Are the Pittsburgh Steelers Hypocrites for Not Releasing Alameda Ta’amu?
It was reported this week that Pittsburgh Steelers defensive tackle Alameda Ta’amu was sentenced to 18 months of probation after pleading guilty to reckless endangerment, resisting arrest and drunken driving going back to an incident way back in the Fall of 2012. If you missed it the first time, here’s a rundown of the events.
By comparison, back in January former Steelers’ running back Chris Rainey was arrested and charged with misdemeanor simple battery. This was then plead down to a lower misdemeanor of disorderly conduct. The charges stemmed from a report from one of Rainey’s neighbors that he had slapped his girlfriend. A charge he denies, the girlfriend denies, and other witnesses deny. Rainey’s girlfriend, who he is still with, had asked for all charges to be dropped.
So basically we are looking at two situations where young men made bad decisions. Rainey’s bad decision was to get into an argument with his girlfriend in a spot where a neighbor, who some have speculated had an ax to grind with Rainey, could see. Ta’amu’s bad decision was to get behind the wheel of a 6,000 pound vehicle while drunk and drive through a populated area crashing into multiple cars.
There is a disconnect here for me. I in no way condone violence toward women, but I have yet to track down a single bit of proof other than the word of a vengeful neighbor that any took place. I also condemn drunk driving. And I do have a fair amount of proof that this did take place in Ta’amu’s instance. For me personally, I have to ask myself are these instances really so different that it cost Rainey his job, but not Ta’amu?
I think at least some of this is motivated by need.

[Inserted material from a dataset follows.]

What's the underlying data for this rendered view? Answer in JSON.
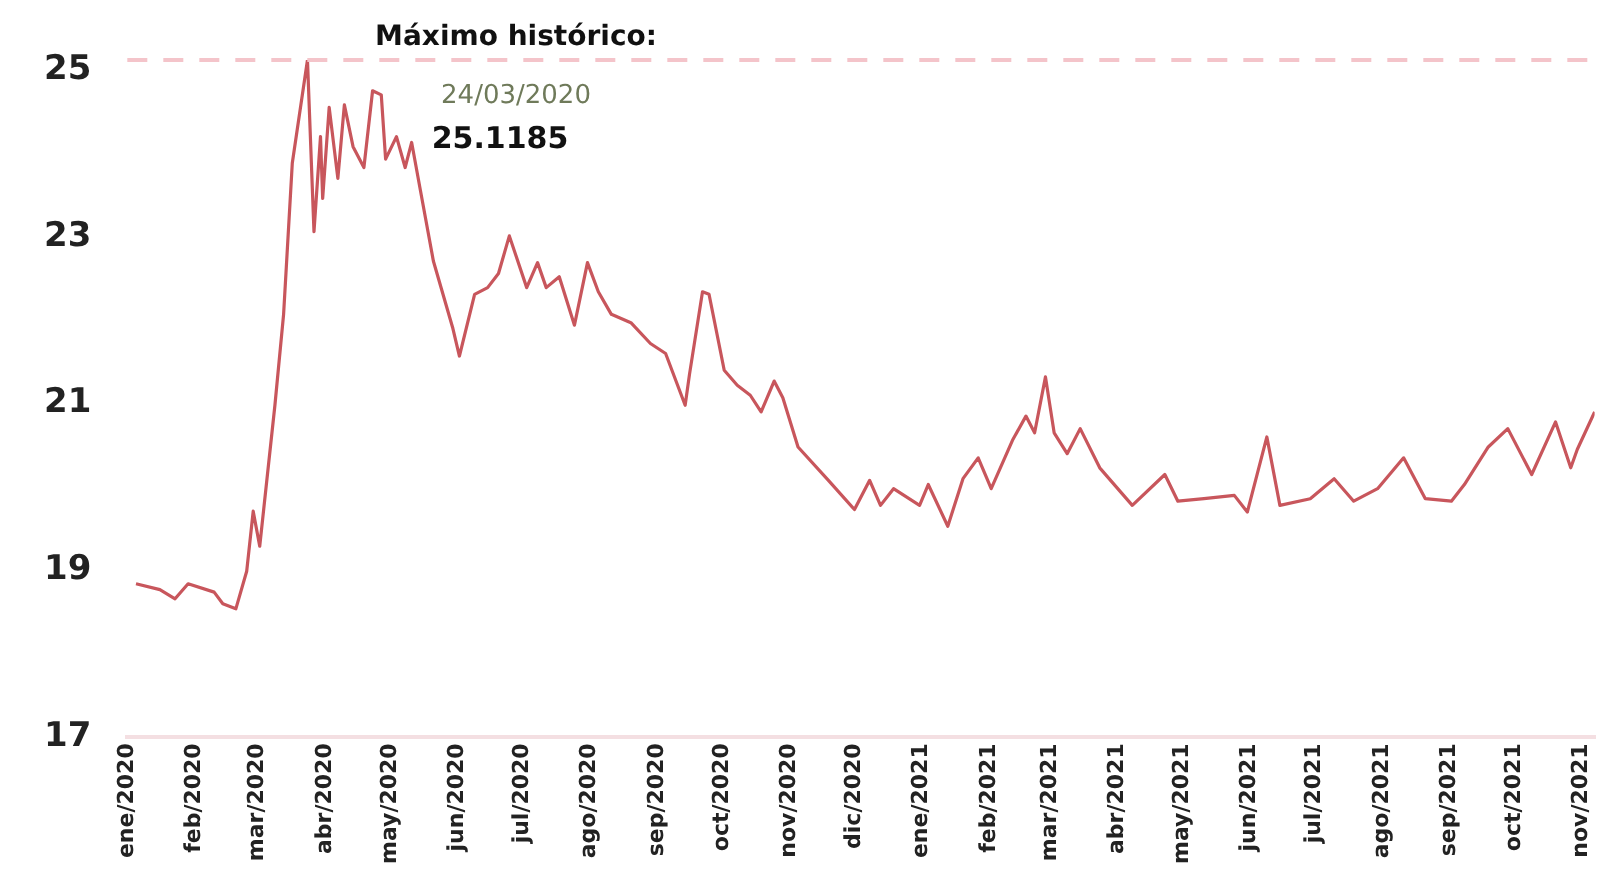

The Steelers are in a position going into the 2013 season where they need a defensive tackle. By contrast, the need isn’t there for another running back. If you don’t think teams don’t make personnel decisions like this, then just put your head back in the sand. Defensive tackle Casey Hampton is likely to retire, and that only leaves one tackle on the roster other than Ta’amu to fill that role. Rainey was likely a role player again this season, at a minimum of third on the depth chart.
I think there’s another reason these two situations went down the way they did. Public perception. Not only of the incidents, but of the players as well. I have heard more and more arguments defending the idea of drunk driving as being okay, because, and I am paraphrasing, “we’ve all done it”. I have never done it, and I never would. Why? Because I’m smarter than to put others at risk like that. The notion that because many people exercise such poor judgment it makes Ta’amu’s actions more excusable is asinine. But as a society we view domestic violence, even when it’s unproven, as somehow more heinous. People fill in the blanks themselves and that’s dangerous. I am sure I’m in the minority here, but I’m a pragmatic guy, and so I say what I feel.
As for perception of the players, it’s been a stark contrast. Rainey has been unabashed and apologized for nothing. Ta’amu, on the other hand, has apologized profusely and displayed tremendous public contrition. As a public we want people we believe did wrong to apologize, even if they didn’t do it. Rainey has instead maintained his innocence, and to the public that makes him look somehow more guilty than Ta’amu. More hokum I say.
I understand that the can of worms I am about to open up is going to be big. But I’m a big boy and I can handle it. Don’t forget your opinion is yours and mine is mine. We don’t have to agree, and it’s okay if we don’t. I am not being sanctimonious or self-serving in this. What both of these young men did was wrong, and for a franchise with so much pinned to public perception, I believe they didn’t handle either of these two situations with the level of equality they deserved. We as a society are broken when we can defend a drunk driver who clearly endangered the lives of others, but we vilify another who did “something” with his girlfriend, but no one is sure what it is.